A tutti noi capita di provare dolore, in quanto è un’ esperienza normale che fa parte della nostra vita. Ma perché esiste il dolore? Che funzione ha?
Approfondire la visione che abbiamo del dolore e capire meglio il suo significato ci può aiutare nella sua comprensione, nella sua gestione, e nel suo trattamento.
Al termine di questa lettura avrai una visione diversa del dolore, più moderna, che ti aiuterà a comprendere la tua condizione e a comportarti di conseguenza.
Si è portati a pensare che il dolore ci informa qualora ci sia un tessuto lesionato/un danno nel nostro corpo, qualcosa quindi che riguarda il passato, una conseguenza di un fatto. Pensiamo al dolore come un nemico da eliminare il più presto possibile.
La moderna scienza del dolore ci ha ormai dimostrato come il dolore possa anche essere presente senza un danno fisico reale: esso riguarda il futuro: proviamo dolore quando percepiamo di essere in pericolo. Il dolore, quindi, nasce per evitare di peggiorare la nostra condizione in futuro, ci protegge da un’ipotetica lesione o, se già avvenuta, da una lesione ancora maggiore.
Il dolore è quindi da intendere come un fondamentale protettore, una sensazione che si prova affinchè il comportamento venga modificato e il pericolo rimosso.
Partiamo con un esempio che dovrebbe essere concettualmente più semplice: il dolore che proviamo a seguito di un danno tissutale (un taglio, una botta, una lesione muscolare, legamentosa, una frattura etc).
Immaginiamo che di esserci scottati con una pentola.
Perché proviamo dolore?
La risposta è perchè il nostro corpo vuole proteggere quella parte lesionata da un ulteriore danno che avverrebbe qualora continuassimo a muovere quella parte come se nulla fosse successo, non per la lesione in sè. Il dolore continuerà finché il nostro cervello “crederà” che c’è bisogno di protezione.
Il dolore non nasce quindi come una punizione per il danno subito quanto più come un allarme che ci ricordi cosa è successo e ci aiuti ad agire di conseguenza.
Esso rappresenta quindi una grande motivazione a fare qualcosa, a mettere in atto un nuovo comportamento. Quando proviamo dolore siamo altamente motivati a fare qualcosa per non sentirlo, per uscire dalla situazione di sofferenza.
Pensiamo ora ad alcune caratteristiche del dolore, ad esempio sappiamo che il dolore “fluttua” di momento in momento, di giorno in giorno e di contesto in contesto.
Come spieghiamo queste fluttuazioni?
Abbiamo detto che il dolore è un protettore, vuole impedirci di farci male, pertanto finché il cervello “crederà” che c’è bisogno di proteggere una parte del corpo in pericolo produrrà dolore al fine di mettere al sicuro quella regione del corpo.
Questa “credenza” può durare per un tempo indefinito di giorni, mesi, anni. In quei momenti in cui il cervello avverte maggior pericolo aumenterà il dolore mentre quando avvertirà una situazione più sicura ridurrà il dolore. Questo modello ci spiega come sia possibile provare dolore per un tempo che va oltre la guarigione tissutale e che sia “fluttuante” nel tempo.
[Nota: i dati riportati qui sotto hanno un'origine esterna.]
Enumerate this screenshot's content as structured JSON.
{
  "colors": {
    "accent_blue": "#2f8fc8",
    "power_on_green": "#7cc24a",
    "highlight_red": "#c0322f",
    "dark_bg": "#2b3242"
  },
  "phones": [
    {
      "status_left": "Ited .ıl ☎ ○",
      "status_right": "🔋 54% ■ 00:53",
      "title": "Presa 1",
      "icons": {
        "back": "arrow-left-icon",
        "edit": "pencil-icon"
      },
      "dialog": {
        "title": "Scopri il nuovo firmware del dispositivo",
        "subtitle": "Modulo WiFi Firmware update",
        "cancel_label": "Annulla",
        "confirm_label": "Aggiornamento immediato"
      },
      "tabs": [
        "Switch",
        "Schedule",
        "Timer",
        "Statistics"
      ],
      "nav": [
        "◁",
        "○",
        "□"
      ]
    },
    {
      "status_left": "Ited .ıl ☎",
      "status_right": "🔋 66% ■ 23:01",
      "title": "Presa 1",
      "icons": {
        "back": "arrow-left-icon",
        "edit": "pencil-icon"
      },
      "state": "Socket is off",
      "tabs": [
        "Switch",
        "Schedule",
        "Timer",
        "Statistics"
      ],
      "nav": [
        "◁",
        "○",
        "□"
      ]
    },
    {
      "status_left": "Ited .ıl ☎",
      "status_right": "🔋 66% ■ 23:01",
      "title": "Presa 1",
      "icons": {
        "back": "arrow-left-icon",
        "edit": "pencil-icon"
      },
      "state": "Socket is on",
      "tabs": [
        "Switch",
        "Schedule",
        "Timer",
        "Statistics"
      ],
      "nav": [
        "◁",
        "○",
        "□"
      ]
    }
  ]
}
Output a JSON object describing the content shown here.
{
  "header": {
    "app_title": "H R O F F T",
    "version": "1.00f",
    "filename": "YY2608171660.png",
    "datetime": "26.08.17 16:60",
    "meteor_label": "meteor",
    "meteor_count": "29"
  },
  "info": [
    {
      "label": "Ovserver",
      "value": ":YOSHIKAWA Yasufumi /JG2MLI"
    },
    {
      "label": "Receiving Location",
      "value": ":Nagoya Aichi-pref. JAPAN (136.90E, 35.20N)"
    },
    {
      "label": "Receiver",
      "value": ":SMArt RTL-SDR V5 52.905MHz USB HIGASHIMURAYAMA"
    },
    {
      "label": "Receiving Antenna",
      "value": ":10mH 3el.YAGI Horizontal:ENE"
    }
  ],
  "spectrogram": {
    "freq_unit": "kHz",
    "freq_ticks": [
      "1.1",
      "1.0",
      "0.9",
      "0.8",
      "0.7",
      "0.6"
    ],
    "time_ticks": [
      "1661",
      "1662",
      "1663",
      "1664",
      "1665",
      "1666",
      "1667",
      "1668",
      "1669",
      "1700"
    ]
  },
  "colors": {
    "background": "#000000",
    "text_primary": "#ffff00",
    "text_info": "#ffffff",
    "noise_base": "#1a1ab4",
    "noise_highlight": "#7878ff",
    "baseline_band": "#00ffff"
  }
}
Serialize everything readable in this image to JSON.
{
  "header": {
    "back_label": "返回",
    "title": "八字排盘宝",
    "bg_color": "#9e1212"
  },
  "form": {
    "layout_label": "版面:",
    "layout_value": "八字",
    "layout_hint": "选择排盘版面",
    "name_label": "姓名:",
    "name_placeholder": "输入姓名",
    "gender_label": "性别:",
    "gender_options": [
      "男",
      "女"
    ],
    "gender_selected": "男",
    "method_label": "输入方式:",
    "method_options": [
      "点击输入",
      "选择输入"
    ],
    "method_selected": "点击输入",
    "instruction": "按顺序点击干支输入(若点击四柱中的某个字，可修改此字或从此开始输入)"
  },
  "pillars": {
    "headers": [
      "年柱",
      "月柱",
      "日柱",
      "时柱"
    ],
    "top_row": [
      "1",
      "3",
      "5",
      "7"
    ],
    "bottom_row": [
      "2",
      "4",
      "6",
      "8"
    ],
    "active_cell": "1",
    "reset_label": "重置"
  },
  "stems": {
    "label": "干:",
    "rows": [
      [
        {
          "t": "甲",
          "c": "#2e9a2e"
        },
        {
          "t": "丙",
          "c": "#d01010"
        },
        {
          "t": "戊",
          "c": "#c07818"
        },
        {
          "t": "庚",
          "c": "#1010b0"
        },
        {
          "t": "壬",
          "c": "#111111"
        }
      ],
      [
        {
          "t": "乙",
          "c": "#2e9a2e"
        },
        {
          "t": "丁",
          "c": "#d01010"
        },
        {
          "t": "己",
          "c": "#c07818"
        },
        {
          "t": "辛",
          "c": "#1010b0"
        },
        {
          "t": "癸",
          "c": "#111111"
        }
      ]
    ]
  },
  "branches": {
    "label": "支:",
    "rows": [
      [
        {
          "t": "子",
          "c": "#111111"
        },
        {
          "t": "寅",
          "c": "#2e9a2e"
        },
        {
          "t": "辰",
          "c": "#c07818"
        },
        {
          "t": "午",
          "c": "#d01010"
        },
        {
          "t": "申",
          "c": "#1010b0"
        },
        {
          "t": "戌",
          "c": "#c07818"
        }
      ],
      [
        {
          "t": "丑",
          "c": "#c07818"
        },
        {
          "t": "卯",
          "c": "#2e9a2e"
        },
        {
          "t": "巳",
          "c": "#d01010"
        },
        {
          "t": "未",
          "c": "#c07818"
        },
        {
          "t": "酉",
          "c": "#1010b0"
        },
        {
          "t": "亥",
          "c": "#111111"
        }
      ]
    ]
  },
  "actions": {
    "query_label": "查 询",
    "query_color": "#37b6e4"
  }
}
Il cervello scannerizza in continuazione tutte le informazioni che gli arrivano dando una risposta in tempo reale.
Possiamo pensare ad una bilancia a due piatti in cui il cervello “pesa” le informazioni che arrivano. Se le informazioni dal corpo e dall’ambiente vengono interpretate come “pericolose” saranno su un piatto della bilancia mentre se vengono interpretate come “sicure” vengono poste sull’altro piatto.
Se la bilancia pende verso il “pericolo” il cervello sceglierà il dolore come risposta protettiva mentre se la bilancia pende verso il “sicuro” non verrà prodotto dolore.
Quello che può accadere è che con il passare del tempo il cervello diventi sempre più sensibile nella risposta protettiva interpretando più facilmente le varie informazioni provenienti dal corpo e dall’ambiente come fonti potenziali di pericolo anche quando in realtà non lo sono. Procedendo ancora nel tempo il cervello farà avvertire dolore al solo tentare o, addirittura pensare, di compiere un movimento. Arrivati a questo punto capiamo come non siano i tessuti a creare il dolore ma, bensì, l’elaborazione errata delle informazioni.
TAKE HOME MESSAGE:
- Il dolore non è una misura proporzionale del danno subito, può a essere amplificato o ridotto a seconda di molti fattori.
- Il dolore è l’unità di misura del PERICOLO percepito, quindi può esistere dolore senza danno e viceversa danno senza dolore.
- Il dolore ha un ruolo protettivo, è una motivazione che ci porta a cambiare il nostro comportamento.